GRAZ. Das Produkt ist in dieser Form einzigartig in Österreich: Gemeinsam haben die Verteilnetzbetreiber e-steiermark, e-netze, Innsbrucker Kommunalbetriebe (IKB), Kärnten Netz, Linz Netz, Netz Burgenland, Netz OÖ, Tinetz – Tiroler Netze, Wiener Netze und APG mit der Redaktion der „Kleinen Kinderzeitung“ (Kleine Zeitung) ein neues Wissensheft konzipiert, das Kindern zwischen sechs und zwölf Jahren umfassendes Wissen zum Thema Strom vermittelt.

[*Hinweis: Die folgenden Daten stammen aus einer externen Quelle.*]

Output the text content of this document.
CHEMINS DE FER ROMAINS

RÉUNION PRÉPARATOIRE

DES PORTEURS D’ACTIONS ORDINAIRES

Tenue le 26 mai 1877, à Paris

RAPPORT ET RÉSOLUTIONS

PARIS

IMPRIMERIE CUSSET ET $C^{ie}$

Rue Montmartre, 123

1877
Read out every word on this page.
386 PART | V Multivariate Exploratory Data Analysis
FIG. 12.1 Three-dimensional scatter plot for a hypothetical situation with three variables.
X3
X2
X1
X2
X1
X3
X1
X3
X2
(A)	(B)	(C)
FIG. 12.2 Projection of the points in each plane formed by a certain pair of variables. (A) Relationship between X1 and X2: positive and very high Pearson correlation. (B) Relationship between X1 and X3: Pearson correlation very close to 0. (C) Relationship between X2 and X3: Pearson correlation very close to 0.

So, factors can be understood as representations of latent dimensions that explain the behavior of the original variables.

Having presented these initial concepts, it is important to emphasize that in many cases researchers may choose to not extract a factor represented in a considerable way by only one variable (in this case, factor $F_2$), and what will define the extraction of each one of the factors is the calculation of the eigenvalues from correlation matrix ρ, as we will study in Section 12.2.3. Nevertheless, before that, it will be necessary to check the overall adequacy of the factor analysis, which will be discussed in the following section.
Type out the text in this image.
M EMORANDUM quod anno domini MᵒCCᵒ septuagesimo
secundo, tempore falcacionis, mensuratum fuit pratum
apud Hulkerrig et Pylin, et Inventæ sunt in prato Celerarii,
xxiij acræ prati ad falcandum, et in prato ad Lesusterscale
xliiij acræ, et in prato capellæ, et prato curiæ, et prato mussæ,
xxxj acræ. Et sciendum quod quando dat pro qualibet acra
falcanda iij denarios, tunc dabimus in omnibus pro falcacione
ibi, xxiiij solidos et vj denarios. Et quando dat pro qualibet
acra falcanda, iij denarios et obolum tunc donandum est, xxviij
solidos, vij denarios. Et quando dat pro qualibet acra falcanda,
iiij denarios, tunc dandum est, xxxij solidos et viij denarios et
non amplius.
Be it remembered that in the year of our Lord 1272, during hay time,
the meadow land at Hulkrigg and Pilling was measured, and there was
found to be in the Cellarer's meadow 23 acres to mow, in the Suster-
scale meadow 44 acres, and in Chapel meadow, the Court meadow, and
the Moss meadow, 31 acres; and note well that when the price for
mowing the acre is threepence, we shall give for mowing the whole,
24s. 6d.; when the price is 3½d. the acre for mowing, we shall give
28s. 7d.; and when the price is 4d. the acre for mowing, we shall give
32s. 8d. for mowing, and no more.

Die Sonderausgabe rund um das Thema Strom ist in sechs Bundesländer-Versionen erschienen, wurde an rund 2.071 Volksschulen verteilt und erreichte etwa 115.000 Kinder.

APG-Unternehmenssprecher Christoph Schuh zieht eine erste Bilanz und verrät, was mögliche Kommunikationsstrategien in Zukunft sein könnten.

medianet: Ist eine Kinderzeitung zum Thema Strom mehr als nur eine Marketingmaßnahme?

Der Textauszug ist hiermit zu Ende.